El interior estaba remodelado en estilo neogótico del siglo XIX. Entramos al
templo y nos gustó.
Continuamos por la agradable
Vittorio Emanuelle con sus vistosos caserones de impactantes balcones.
Abundaban los restaurantes y las tiendas. El turismo había transformado la
calle. Quizá, por ello, era aconsejable perderse por las callejuelas
secundarias donde era más fácil la soledad y el silencio o las escenas
cotidianas.
Pasado el monasterio de San
Salvatore se abría la plaza Umberto I con el ayuntamiento y un amplio surtido
de terrazas. Nos sentamos en una de ellas, a la sombra, pedimos unas cervezas y
comimos unos paninos. Disfrutamos del
espectáculo del trasiego de los turistas.

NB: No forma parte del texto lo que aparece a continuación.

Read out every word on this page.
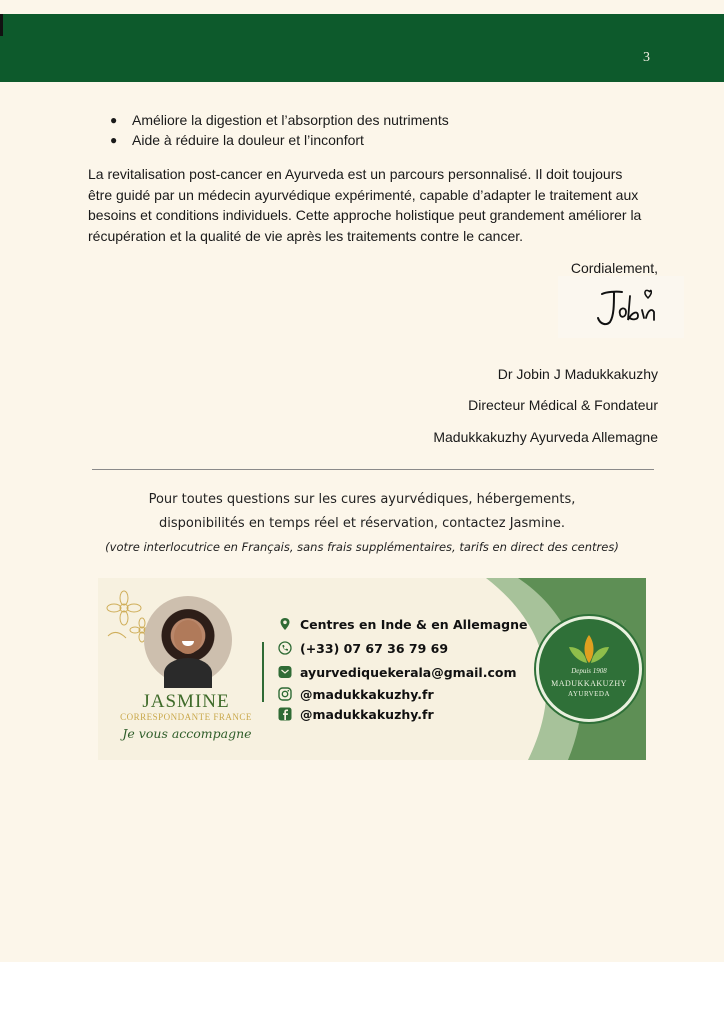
3
● Améliore la digestion et l’absorption des nutriments
● Aide à réduire la douleur et l’inconfort

La revitalisation post-cancer en Ayurveda est un parcours personnalisé. Il doit toujours être guidé par un médecin ayurvédique expérimenté, capable d’adapter le traitement aux besoins et conditions individuels. Cette approche holistique peut grandement améliorer la récupération et la qualité de vie après les traitements contre le cancer.

Cordialement,
Dr Jobin J Madukkakuzhy
Directeur Médical & Fondateur
Madukkakuzhy Ayurveda Allemagne
Pour toutes questions sur les cures ayurvédiques, hébergements,
disponibilités en temps réel et réservation, contactez Jasmine.
(votre interlocutrice en Français, sans frais supplémentaires, tarifs en direct des centres)
JASMINE
CORRESPONDANTE FRANCE
Je vous accompagne
Centres en Inde & en Allemagne
(+33) 07 67 36 79 69
ayurvediquekerala@gmail.com
@madukkakuzhy.fr
@madukkakuzhy.fr
Depuis 1908
MADUKKAKUZHY
AYURVEDA
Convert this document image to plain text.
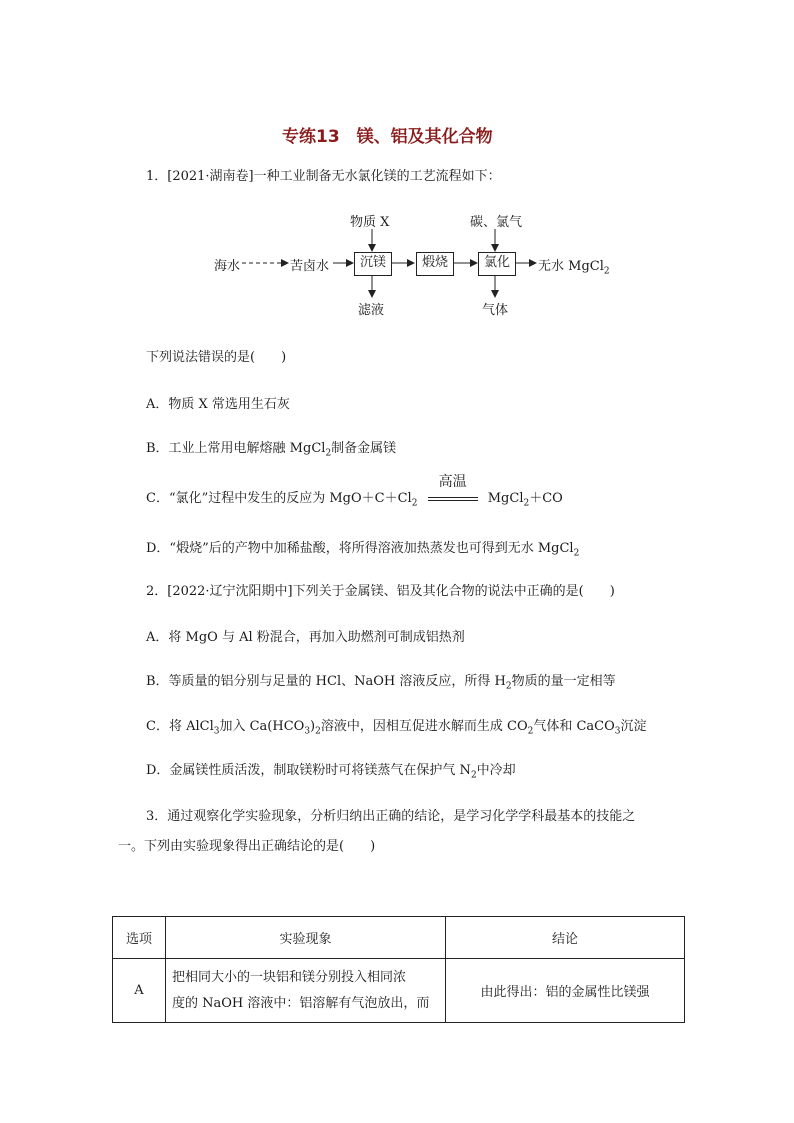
专练13　镁、铝及其化合物
1．[2021·湖南卷]一种工业制备无水氯化镁的工艺流程如下：
海水	苦卤水	沉镁	煅烧	氯化	无水 MgCl$_2$
物质 X	碳、氯气
滤液	气体
下列说法错误的是(　　)
A．物质 X 常选用生石灰
B．工业上常用电解熔融 MgCl$_2$制备金属镁
C．“氯化”过程中发生的反应为 $MgO+C+Cl_2$
高温
MgCl$_2$＋CO
D．“煅烧”后的产物中加稀盐酸，将所得溶液加热蒸发也可得到无水 MgCl$_2$
2．[2022·辽宁沈阳期中]下列关于金属镁、铝及其化合物的说法中正确的是(　　)
A．将 MgO 与 Al 粉混合，再加入助燃剂可制成铝热剂
B．等质量的铝分别与足量的 HCl、NaOH 溶液反应，所得 $H_2$物质的量一定相等
C．将 AlCl$_3$加入 $Ca(HCO_3)_2$溶液中，因相互促进水解而生成 $CO_2$气体和 CaCO$_3$沉淀
D．金属镁性质活泼，制取镁粉时可将镁蒸气在保护气 $N_2$中冷却
3．通过观察化学实验现象，分析归纳出正确的结论，是学习化学学科最基本的技能之
一。下列由实验现象得出正确结论的是(　　)
选项	实验现象	结论
A	把相同大小的一块铝和镁分别投入相同浓
度的 NaOH 溶液中：铝溶解有气泡放出，而	由此得出：铝的金属性比镁强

Sin duda, uno de los grandes
atractivos de Érice son sus vistas sobre toda la contornada. Por eso, dicen que
funcionaba como una especie de faro para los barcos que pasaban por la costa.
Desde allí eran visibles las salinas de Trápani, la salvajada de sus nuevas
construcciones, las islas Egades, el llano bien cultivado, la bahía que
terminaba en del monte Cófano. Uno de esos miradores privilegiados se abría
junto a la iglesia de San Juan Bautista, que parecía ocultarse tras los árboles.
Contunuamos hasta el castillo de
Venere, construido por los normandos en el siglo XIII sobre el santuario de
Venus. Imponía esa fortaleza, más completa de lo que se podría deducir por las
explicaciones de la guía. A su sombra, se alzaba la torreta Pépoli erigida por
el conde del mismo nombre en el siglo XIX, un capricho un tanto extravagante
que en algún lugar calificaban como “amanerada construcción de vago estilo
morisco”. Paseamos por los jardines del Balio, que estaban junto al castillo.
Completada esa primera fase nos
consagramos al consejo de las calles secundarias, estrechas por motivos
defensivos y, también, para combatir el viento que, en ocasiones, podía ser
sumamente incómodo, según decían. En estas calles jugaban los niños, los
vecinos se instalaban a charlar, el empedrado brillaba, las plantas y las
flores se balanceaban. Se podía buscar alguna de las iglesias de interiores
claros, algún hotel tranquilo, un rincón acogedor.